Now I heard his breathing change again, to a loud, painful grunt. Enderton’s hand suddenly jerked up to paw at his throat. I could see his face only as a pale oval in the darkness, and I leaned forward to peer at it more closely. As I did so he gasped, shuddered, and flopped forward. His head met my knee, then slipped sideways to hit the wooden seat with a solid thud.

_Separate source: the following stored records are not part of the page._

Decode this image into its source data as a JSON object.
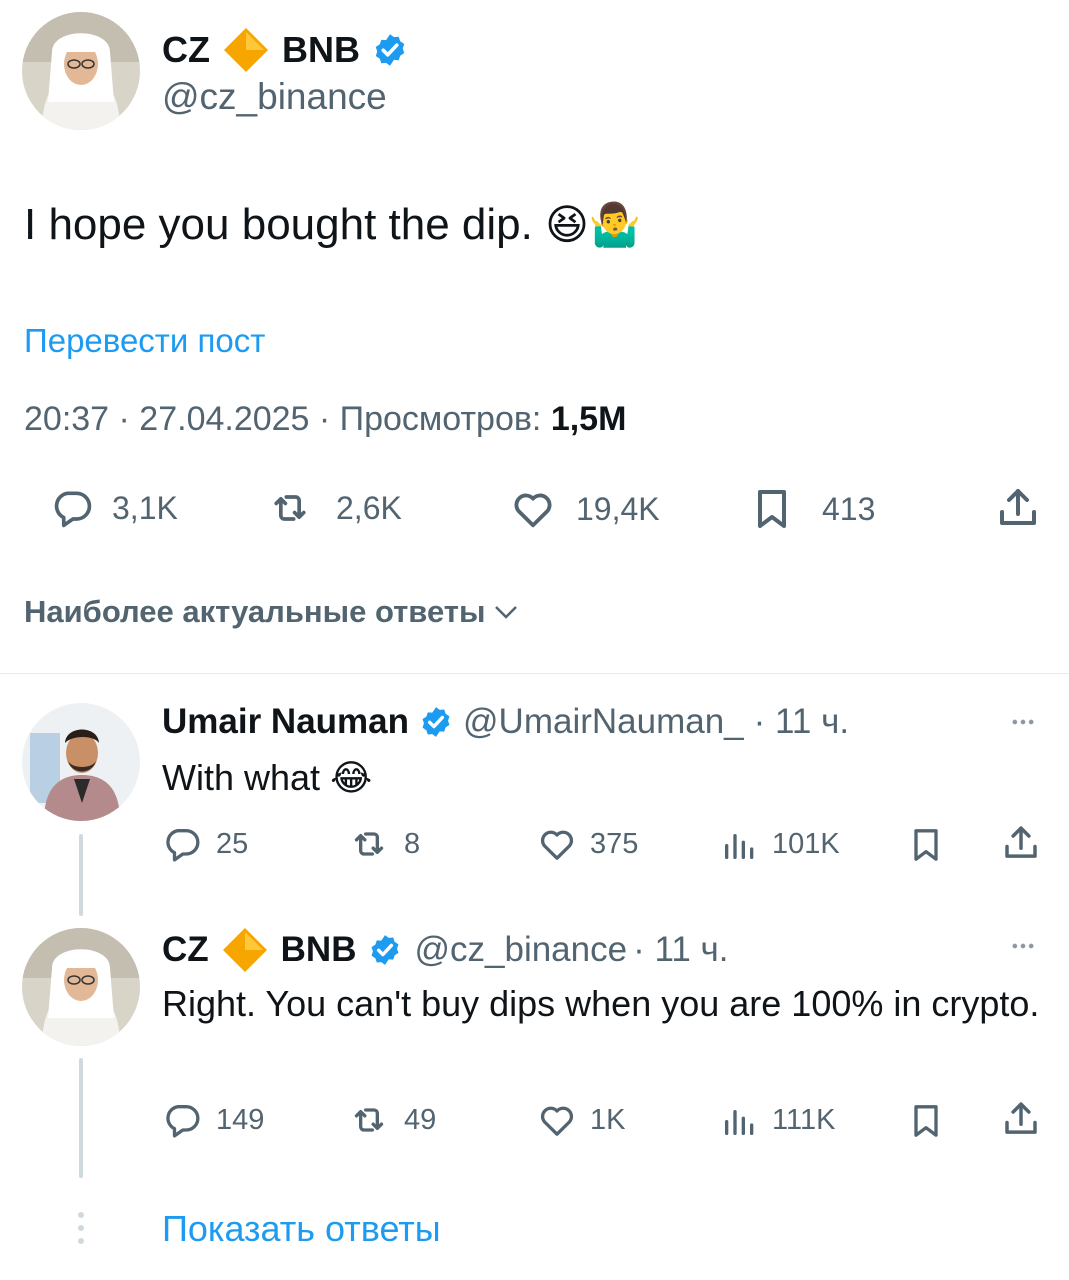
{
  "main_tweet": {
    "display_name": "CZ",
    "display_name_suffix": "BNB",
    "handle": "@cz_binance",
    "text": "I hope you bought the dip.",
    "emoji": "😆🤷‍♂️",
    "translate_link": "Перевести пост",
    "meta_time_date": "20:37 · 27.04.2025 · Просмотров: ",
    "views": "1,5M",
    "stats": {
      "replies": "3,1K",
      "reposts": "2,6K",
      "likes": "19,4K",
      "bookmarks": "413"
    }
  },
  "sort_label": "Наиболее актуальные ответы",
  "replies": [
    {
      "display_name": "Umair Nauman",
      "handle": "@UmairNauman_",
      "time": "· 11 ч.",
      "text": "With what",
      "emoji": "😂",
      "stats": {
        "replies": "25",
        "reposts": "8",
        "likes": "375",
        "views": "101K"
      }
    },
    {
      "display_name": "CZ",
      "display_name_suffix": "BNB",
      "handle": "@cz_binance",
      "time": "· 11 ч.",
      "text": "Right. You can't buy dips when you are 100% in crypto.",
      "stats": {
        "replies": "149",
        "reposts": "49",
        "likes": "1K",
        "views": "111K"
      }
    }
  ],
  "show_replies_label": "Показать ответы",
  "colors": {
    "accent": "#1d9bf0",
    "secondary_text": "#536471",
    "bnb": "#f3ba2f",
    "verified": "#1d9bf0"
  }
}
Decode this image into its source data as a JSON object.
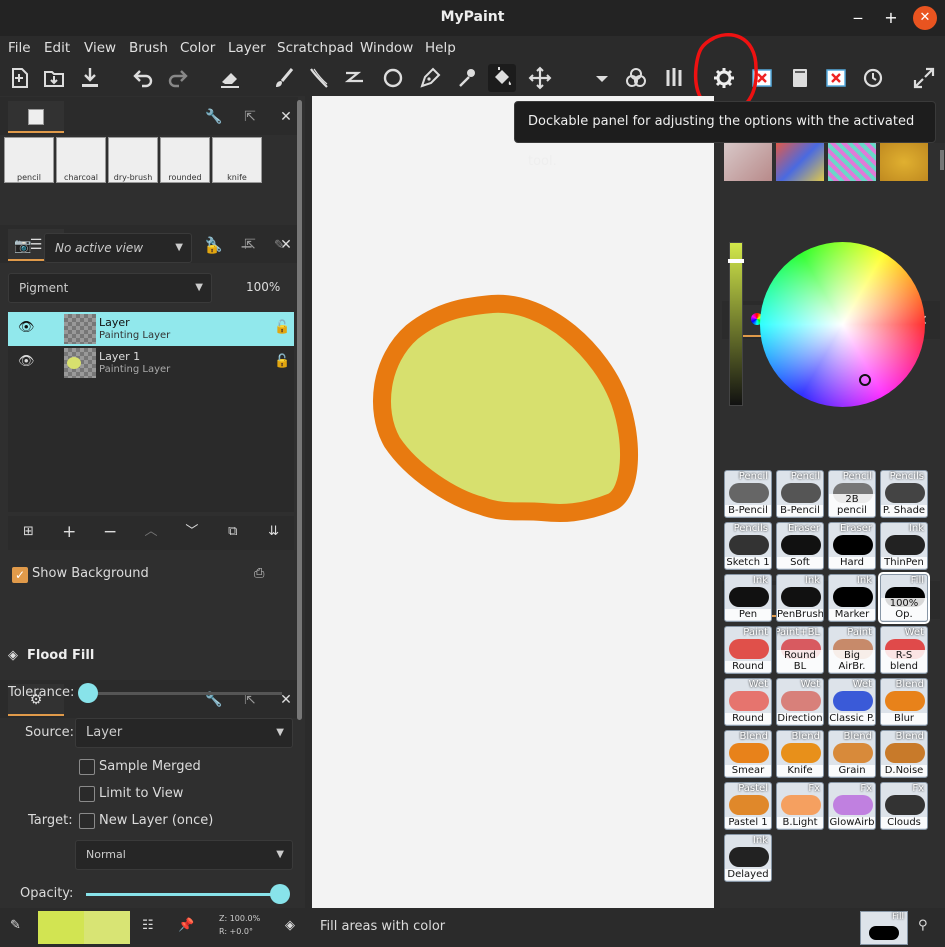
{
  "window": {
    "title": "MyPaint",
    "minimize": "‒",
    "maximize": "+",
    "close": "✕"
  },
  "menu": [
    "File",
    "Edit",
    "View",
    "Brush",
    "Color",
    "Layer",
    "Scratchpad",
    "Window",
    "Help"
  ],
  "tooltip": "Dockable panel for adjusting the options with the activated tool.",
  "brush_palette_top": [
    "pencil",
    "charcoal",
    "dry-brush",
    "rounded",
    "knife"
  ],
  "layers_panel": {
    "view_combo": "No active view",
    "mode_combo": "Pigment",
    "opacity": "100%",
    "layers": [
      {
        "name": "Layer",
        "type": "Painting Layer",
        "selected": true
      },
      {
        "name": "Layer 1",
        "type": "Painting Layer",
        "selected": false
      }
    ],
    "show_background_label": "Show Background"
  },
  "tool_options": {
    "title": "Flood Fill",
    "tolerance_label": "Tolerance:",
    "source_label": "Source:",
    "source_value": "Layer",
    "sample_merged": "Sample Merged",
    "limit_to_view": "Limit to View",
    "target_label": "Target:",
    "new_layer_once": "New Layer (once)",
    "blend_mode": "Normal",
    "opacity_label": "Opacity:"
  },
  "color_panel": {
    "value_accent": "#d2e84a"
  },
  "brushes": [
    {
      "group": "Pencil",
      "label": "B-Pencil",
      "art": "#666"
    },
    {
      "group": "Pencil",
      "label": "B-Pencil",
      "art": "#555"
    },
    {
      "group": "Pencil",
      "label": "2B pencil",
      "art": "#777"
    },
    {
      "group": "Pencils",
      "label": "P. Shade",
      "art": "#444"
    },
    {
      "group": "Pencils",
      "label": "Sketch 1",
      "art": "#333"
    },
    {
      "group": "Eraser",
      "label": "Soft",
      "art": "#111"
    },
    {
      "group": "Eraser",
      "label": "Hard",
      "art": "#000"
    },
    {
      "group": "Ink",
      "label": "ThinPen",
      "art": "#222"
    },
    {
      "group": "Ink",
      "label": "Pen",
      "art": "#111"
    },
    {
      "group": "Ink",
      "label": "PenBrush",
      "art": "#111"
    },
    {
      "group": "Ink",
      "label": "Marker",
      "art": "#000"
    },
    {
      "group": "Fill",
      "label": "100% Op.",
      "art": "#000"
    },
    {
      "group": "Paint",
      "label": "Round",
      "art": "#e0504a"
    },
    {
      "group": "Paint+BL",
      "label": "Round BL",
      "art": "#d85a60"
    },
    {
      "group": "Paint",
      "label": "Big AirBr.",
      "art": "#c78a6a"
    },
    {
      "group": "Wet",
      "label": "R-S blend",
      "art": "#e04a4a"
    },
    {
      "group": "Wet",
      "label": "Round",
      "art": "#e6746e"
    },
    {
      "group": "Wet",
      "label": "Direction",
      "art": "#d8807a"
    },
    {
      "group": "Wet",
      "label": "Classic P.",
      "art": "#3a5ad8"
    },
    {
      "group": "Blend",
      "label": "Blur",
      "art": "#e8821a"
    },
    {
      "group": "Blend",
      "label": "Smear",
      "art": "#e8821a"
    },
    {
      "group": "Blend",
      "label": "Knife",
      "art": "#e8901a"
    },
    {
      "group": "Blend",
      "label": "Grain",
      "art": "#d88a3a"
    },
    {
      "group": "Blend",
      "label": "D.Noise",
      "art": "#c87a2a"
    },
    {
      "group": "Pastel",
      "label": "Pastel 1",
      "art": "#e0882a"
    },
    {
      "group": "Fx",
      "label": "B.Light",
      "art": "#f5a060"
    },
    {
      "group": "Fx",
      "label": "GlowAirb",
      "art": "#c080e0"
    },
    {
      "group": "Fx",
      "label": "Clouds",
      "art": "#333"
    },
    {
      "group": "Ink",
      "label": "Delayed",
      "art": "#222"
    }
  ],
  "statusbar": {
    "zoom": "Z: 100.0%",
    "rotation": "R: +0.0°",
    "message": "Fill areas with color",
    "current_brush_group": "Fill"
  },
  "colors": {
    "accent": "#e09a4a",
    "selection": "#91e8ec",
    "fill_yellow": "#d7e06e",
    "stroke_orange": "#e87a10",
    "swatch_main": "#d2e452",
    "swatch_prev": "#d8e474"
  }
}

At first I thought he was doing it on purpose, and for a few seconds I was too scared to react. Then I reached out and shook his shoulder.

“Mr. Enderton!”

He lay face down, his legs caught under the seat. If it had not been for that, I think he would have toppled sideways and gone right overboard. As it was, the boat was too narrow for me to turn him over and I was not strong enough to lift him.

I crouched forward myself, my head down close to his. He was breathing, but in shallow, rasping breaths like troubled snoring.

I peered ahead of us, across the lake. We were less than a quarter of the way to Muldoon Port. The wind was with us, the lights of the port were plainly visible, and we could certainly keep going as we were. But what would I do when we arrived? I felt sure that Paddy Enderton had made his plans, but I had no idea what they were. With Muldoon Port almost deserted, it was not even certain that there would be anyone around to lift him out of the boat.

On the other hand, what would he do if I turned back, and then he recovered consciousness and learned that I had disobeyed his orders?